Los seres humanos vivimos de historias. Los poderosos, sabiendo esto, trabajan horas extras para proporcionárnoslos, con la condición, por supuesto, de que las narraciones exalten “sus” valores y denigren a aquellos que consideran que tienen el potencial de hacer que otros cuestionen su sabiduría y omnipotencia.
Y saben, además, que somos criaturas de hábitos y que al colocar en nuestro medio objetos aparentemente inocentes pero de hecho cargados de ideología, como los badenes, o al establecer prácticas rituales imbuidas de mensajes ideológicos claros, aunque a la vez sutiles, a menudo puede llevarnos a su manera de interpretar la “realidad”.
Nosotros, sin embargo, tenemos una enorme capacidad para contar historias y hacer rituales propios. Pero solo se puede acceder a ellos y desarrollarlos si nos damos el tiempo y el silencio necesarios para reflexionar sobre lo que realmente sabemos, sentimos y deseamos, no en el contexto de las opciones premasticadas proporcionadas por otros supuestamente sabios y autoritarios. sino en el maravilloso silencio de nuestra propia imaginación privada, y nuestra propia forma singular de percibir y relacionarnos con el misterio interminable y alucinante de la vida.

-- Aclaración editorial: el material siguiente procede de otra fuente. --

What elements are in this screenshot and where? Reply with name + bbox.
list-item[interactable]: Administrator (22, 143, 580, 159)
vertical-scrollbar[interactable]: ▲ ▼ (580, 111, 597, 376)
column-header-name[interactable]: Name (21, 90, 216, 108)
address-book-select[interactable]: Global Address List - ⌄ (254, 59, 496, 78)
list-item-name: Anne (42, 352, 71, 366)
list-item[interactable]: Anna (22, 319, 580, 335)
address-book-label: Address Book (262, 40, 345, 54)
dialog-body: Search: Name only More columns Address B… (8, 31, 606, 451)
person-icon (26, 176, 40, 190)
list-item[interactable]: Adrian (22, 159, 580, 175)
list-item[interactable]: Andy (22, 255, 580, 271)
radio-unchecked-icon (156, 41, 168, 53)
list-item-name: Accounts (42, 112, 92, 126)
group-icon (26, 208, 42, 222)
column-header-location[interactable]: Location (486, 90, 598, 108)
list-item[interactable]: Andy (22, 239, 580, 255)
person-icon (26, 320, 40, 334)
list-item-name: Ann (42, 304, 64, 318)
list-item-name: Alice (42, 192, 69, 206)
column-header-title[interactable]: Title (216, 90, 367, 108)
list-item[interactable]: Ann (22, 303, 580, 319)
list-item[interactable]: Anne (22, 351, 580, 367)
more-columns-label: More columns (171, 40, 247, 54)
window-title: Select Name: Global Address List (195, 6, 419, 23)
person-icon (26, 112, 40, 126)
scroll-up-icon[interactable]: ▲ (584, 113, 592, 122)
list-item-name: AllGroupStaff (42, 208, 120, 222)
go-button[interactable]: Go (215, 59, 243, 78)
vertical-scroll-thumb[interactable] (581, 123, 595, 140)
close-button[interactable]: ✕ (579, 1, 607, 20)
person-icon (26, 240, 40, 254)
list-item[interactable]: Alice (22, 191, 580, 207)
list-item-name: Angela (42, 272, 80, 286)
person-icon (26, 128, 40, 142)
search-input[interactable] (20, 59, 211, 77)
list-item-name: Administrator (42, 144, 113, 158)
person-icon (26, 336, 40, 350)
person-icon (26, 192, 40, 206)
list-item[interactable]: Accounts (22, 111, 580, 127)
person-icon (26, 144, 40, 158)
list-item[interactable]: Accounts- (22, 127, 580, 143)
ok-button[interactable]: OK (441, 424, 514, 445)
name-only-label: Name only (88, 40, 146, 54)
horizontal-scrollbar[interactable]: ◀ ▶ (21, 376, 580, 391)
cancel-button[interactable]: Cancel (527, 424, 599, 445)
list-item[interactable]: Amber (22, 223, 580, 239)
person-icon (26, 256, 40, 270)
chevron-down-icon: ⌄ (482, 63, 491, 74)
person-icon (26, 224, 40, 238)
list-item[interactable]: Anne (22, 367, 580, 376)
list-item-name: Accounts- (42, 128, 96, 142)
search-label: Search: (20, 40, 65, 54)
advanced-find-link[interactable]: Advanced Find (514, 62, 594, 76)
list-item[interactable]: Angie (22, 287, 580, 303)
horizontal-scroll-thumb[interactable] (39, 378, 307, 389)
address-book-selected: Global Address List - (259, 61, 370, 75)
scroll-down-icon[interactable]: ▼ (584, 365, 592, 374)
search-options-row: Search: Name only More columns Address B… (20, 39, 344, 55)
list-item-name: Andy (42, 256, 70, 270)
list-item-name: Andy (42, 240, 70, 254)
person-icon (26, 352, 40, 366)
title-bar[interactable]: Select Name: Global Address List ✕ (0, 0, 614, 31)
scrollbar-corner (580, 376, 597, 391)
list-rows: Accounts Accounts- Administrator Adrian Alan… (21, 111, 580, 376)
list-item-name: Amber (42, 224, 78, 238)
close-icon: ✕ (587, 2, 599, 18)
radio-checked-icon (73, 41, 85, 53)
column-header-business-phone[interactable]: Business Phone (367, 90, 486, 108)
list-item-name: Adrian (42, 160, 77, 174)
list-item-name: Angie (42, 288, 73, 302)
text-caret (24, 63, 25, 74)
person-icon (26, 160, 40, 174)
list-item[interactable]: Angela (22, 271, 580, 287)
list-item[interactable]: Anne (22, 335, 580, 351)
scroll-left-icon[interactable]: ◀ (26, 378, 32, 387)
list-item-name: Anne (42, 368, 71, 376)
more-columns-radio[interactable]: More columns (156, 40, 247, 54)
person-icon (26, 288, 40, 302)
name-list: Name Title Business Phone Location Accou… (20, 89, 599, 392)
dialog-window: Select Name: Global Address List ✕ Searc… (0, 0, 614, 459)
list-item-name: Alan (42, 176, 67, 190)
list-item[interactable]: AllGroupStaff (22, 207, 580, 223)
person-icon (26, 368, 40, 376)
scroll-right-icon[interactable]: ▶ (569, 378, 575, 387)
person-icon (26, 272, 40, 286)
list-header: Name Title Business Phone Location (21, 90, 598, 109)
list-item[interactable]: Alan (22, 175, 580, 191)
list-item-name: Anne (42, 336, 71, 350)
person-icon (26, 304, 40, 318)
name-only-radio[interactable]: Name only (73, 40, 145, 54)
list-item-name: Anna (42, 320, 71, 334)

Una vez hecho esto, debemos, como las criaturas profundamente sociales e intrigantes que somos, compartir nuestros puntos de vista tan valientemente como podamos con los demás con la esperanza de que las personas en ambos extremos del diálogo puedan contagiar a otros con la esperanzadora idea de que fuimos puestos en esta tierra para ser mucho más que receptáculos pasivos de los egoístas discursos verbales y simbólicos de nuestros supuestos amos.
¿Crees que un badén es solo un badén?
Piensa otra vez.
Piense que es un accidente que tantas prácticas que no tenían una eficacia epidemiológica comprobada, como máscaras, distanciamiento social, barreras de plexiglás y regímenes draconianos de separación social, resultaron ser excelentes formas de inhibir la narración "no oficial" y el sentido de solidaridad y empoderamiento individual que siempre trae?
Piensa otra vez.
Estas son "prácticas de control" clásicas diseñadas para filtrar gradualmente de todos y cada uno de nosotros, y lo que es más irritante para aquellos que aún no están completamente socializados, lo que podría decirse que es nuestro mayor impulso instintivo: el deseo de tejer nuestras propias historias en compañía de otros que recordarnos no lo que nos dicen que somos y debemos ser para ellos, sino el sentido de la dignidad que todos queremos sentir y, en la medida de nuestras posibilidades, extender a los demás.
Es hora de dedicar más tiempo a la construcción y mantenimiento de estos laboratorios de libertad espiritual.